I'm on vacation at the moment in my favorite summer place, Maine. Do you have the experience of going on vacation and falling in love with the place so much so that you start imagining buying a place there? As you drive, you find yourself looking at the homes with for sale signs and wondering how it just might be possible to live there? You want to hold onto that place because being there feels so good. At the same time when your basement floods for the umpteenth time or one more thing goes wrong with your house, you imagine selling it, getting it off your hands. Good riddance! Holding on to what's pleasant and pushing away what's unpleasant. It is the natural response to being human. But what if we could let what our experiences around what feels good and what feels not so good be equally free?

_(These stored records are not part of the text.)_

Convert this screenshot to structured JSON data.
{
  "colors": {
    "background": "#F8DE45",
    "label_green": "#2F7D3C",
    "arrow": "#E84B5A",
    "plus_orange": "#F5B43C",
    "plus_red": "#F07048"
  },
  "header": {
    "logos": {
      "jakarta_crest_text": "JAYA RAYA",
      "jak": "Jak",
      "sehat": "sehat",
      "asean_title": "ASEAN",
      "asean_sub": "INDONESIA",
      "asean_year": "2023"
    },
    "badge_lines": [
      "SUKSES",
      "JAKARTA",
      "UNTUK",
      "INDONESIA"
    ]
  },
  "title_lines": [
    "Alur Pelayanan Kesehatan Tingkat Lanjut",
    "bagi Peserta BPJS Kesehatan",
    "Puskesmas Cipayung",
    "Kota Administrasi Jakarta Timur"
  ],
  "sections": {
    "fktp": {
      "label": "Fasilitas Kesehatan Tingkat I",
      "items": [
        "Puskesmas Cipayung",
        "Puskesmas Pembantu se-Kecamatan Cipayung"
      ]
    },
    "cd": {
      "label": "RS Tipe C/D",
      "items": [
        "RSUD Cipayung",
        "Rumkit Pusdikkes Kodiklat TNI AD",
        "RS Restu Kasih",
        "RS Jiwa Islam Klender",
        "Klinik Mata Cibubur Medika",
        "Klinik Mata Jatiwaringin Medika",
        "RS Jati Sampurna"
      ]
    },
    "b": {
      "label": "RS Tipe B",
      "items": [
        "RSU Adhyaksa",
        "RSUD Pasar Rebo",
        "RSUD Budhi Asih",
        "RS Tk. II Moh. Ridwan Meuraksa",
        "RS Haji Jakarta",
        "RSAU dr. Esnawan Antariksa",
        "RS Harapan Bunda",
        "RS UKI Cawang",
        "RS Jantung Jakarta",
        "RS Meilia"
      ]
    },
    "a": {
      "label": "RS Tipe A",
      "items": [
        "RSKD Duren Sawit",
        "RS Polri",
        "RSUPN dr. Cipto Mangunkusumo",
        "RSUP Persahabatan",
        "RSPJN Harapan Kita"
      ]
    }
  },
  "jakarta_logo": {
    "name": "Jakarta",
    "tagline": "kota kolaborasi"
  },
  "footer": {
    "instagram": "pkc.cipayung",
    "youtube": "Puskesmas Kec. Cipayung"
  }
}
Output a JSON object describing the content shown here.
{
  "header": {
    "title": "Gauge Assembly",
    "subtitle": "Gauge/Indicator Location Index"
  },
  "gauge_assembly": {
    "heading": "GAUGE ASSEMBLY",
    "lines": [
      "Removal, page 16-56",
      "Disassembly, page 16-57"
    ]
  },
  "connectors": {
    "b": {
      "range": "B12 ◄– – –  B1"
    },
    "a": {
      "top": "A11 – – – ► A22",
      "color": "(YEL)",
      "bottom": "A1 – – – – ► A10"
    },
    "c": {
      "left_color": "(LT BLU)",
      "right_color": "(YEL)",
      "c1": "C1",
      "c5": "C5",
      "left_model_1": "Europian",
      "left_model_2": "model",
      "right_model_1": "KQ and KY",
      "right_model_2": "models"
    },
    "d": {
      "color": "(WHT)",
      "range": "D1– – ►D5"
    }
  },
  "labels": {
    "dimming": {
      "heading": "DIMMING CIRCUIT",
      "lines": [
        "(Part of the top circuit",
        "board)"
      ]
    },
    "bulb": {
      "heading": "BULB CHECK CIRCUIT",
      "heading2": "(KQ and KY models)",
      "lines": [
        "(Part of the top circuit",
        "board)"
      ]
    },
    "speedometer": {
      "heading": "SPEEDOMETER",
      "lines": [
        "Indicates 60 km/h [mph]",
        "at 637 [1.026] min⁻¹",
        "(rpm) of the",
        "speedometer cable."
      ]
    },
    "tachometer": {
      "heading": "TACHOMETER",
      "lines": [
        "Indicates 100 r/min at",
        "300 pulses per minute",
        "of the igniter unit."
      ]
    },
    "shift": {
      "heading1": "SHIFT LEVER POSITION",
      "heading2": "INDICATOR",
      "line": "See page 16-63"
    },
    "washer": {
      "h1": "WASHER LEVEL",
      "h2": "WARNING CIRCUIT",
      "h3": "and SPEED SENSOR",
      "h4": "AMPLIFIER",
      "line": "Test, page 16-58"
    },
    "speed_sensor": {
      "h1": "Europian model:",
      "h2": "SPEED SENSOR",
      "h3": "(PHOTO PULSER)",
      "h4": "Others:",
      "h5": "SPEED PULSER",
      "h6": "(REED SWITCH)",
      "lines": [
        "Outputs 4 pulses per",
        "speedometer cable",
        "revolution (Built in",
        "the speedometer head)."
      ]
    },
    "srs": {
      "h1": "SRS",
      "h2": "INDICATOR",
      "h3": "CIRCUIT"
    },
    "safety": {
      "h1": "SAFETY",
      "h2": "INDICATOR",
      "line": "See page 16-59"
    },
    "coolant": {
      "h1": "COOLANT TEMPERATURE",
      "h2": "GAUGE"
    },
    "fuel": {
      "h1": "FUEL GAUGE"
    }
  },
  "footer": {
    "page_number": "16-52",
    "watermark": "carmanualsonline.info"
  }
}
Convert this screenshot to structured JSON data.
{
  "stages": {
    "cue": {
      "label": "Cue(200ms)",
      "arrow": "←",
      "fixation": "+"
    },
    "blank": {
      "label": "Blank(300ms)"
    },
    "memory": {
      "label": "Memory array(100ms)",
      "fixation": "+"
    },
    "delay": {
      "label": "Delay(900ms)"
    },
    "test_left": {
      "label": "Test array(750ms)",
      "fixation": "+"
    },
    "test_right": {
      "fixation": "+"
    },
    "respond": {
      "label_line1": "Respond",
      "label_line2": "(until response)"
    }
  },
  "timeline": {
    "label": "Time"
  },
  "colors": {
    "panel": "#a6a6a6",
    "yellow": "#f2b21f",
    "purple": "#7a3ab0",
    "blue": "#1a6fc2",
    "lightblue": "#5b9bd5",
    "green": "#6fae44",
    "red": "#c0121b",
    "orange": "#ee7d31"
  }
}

In our groups, we recently spent time looking at the practice of equanimity as a liberating tool and I want to share it with all of you in the hope that it will bring you more ease. When we see things with greater equanimity, we remove judgement and evaluation. We remove notions of right/wrong, good/bad, and ideas around what should/shouldn't be. Instead we just meet the experience as it is.  What I like to say is "it's like this right now." Multiple people have said they want that expression tattooed on them to remind them that they can just be with the experience and remove the reactivity to it. It's the reactivity that causes suffering. We step off the roller coaster when we do. We still experience highs and lows, but we aren't stuck on the ride, or at the very least if we are on it, it doesn't make us so queazy. We can recognize it and in doing so we begin to slow it down so we can get off.

The invitation this week is in two parts:  

Choose something that is going on that feels pleasant. Something that is going well and feels good and what if you let yourself experience it fully -- the feelings and sensations that go with it, but don't hold onto this pleasant thing. You don't have to figure out how to get more of the good thing. You don't have to worry about it ending. Simply experience it fully as a pleasant experience, breathe with it there, fully present to enjoy, and let it be free -- like letting a bird go.


And now, choose something that feels hard, something not so pleasant, and what if you do the same? Feel what this unpleasantness is like -- the feelings and sensations that go with it, and let them be there without adding on to them, without pushing them away, without making them your story. Instead, let it, too, be free -- like letting a bird go.

How does life feel different if you can bring some more balance to what arises in life? It is certainly less dramatic and causes less reactivity around us. Equanimity needs to be practiced along with it's accompanying practices of loving-kindness, compassion, and joy. We can practice it more easily when we also can bring in care and compassion and we don't forget to appreciate what is here. The practices of living mindfully all work together.

This is something we can keep strengthening. We won't become dull or impassioned. We won't be detached or inactive. It will keep us from causing more harm and this world needs more people striving to do that.

May your experiences be balanced. May you be free.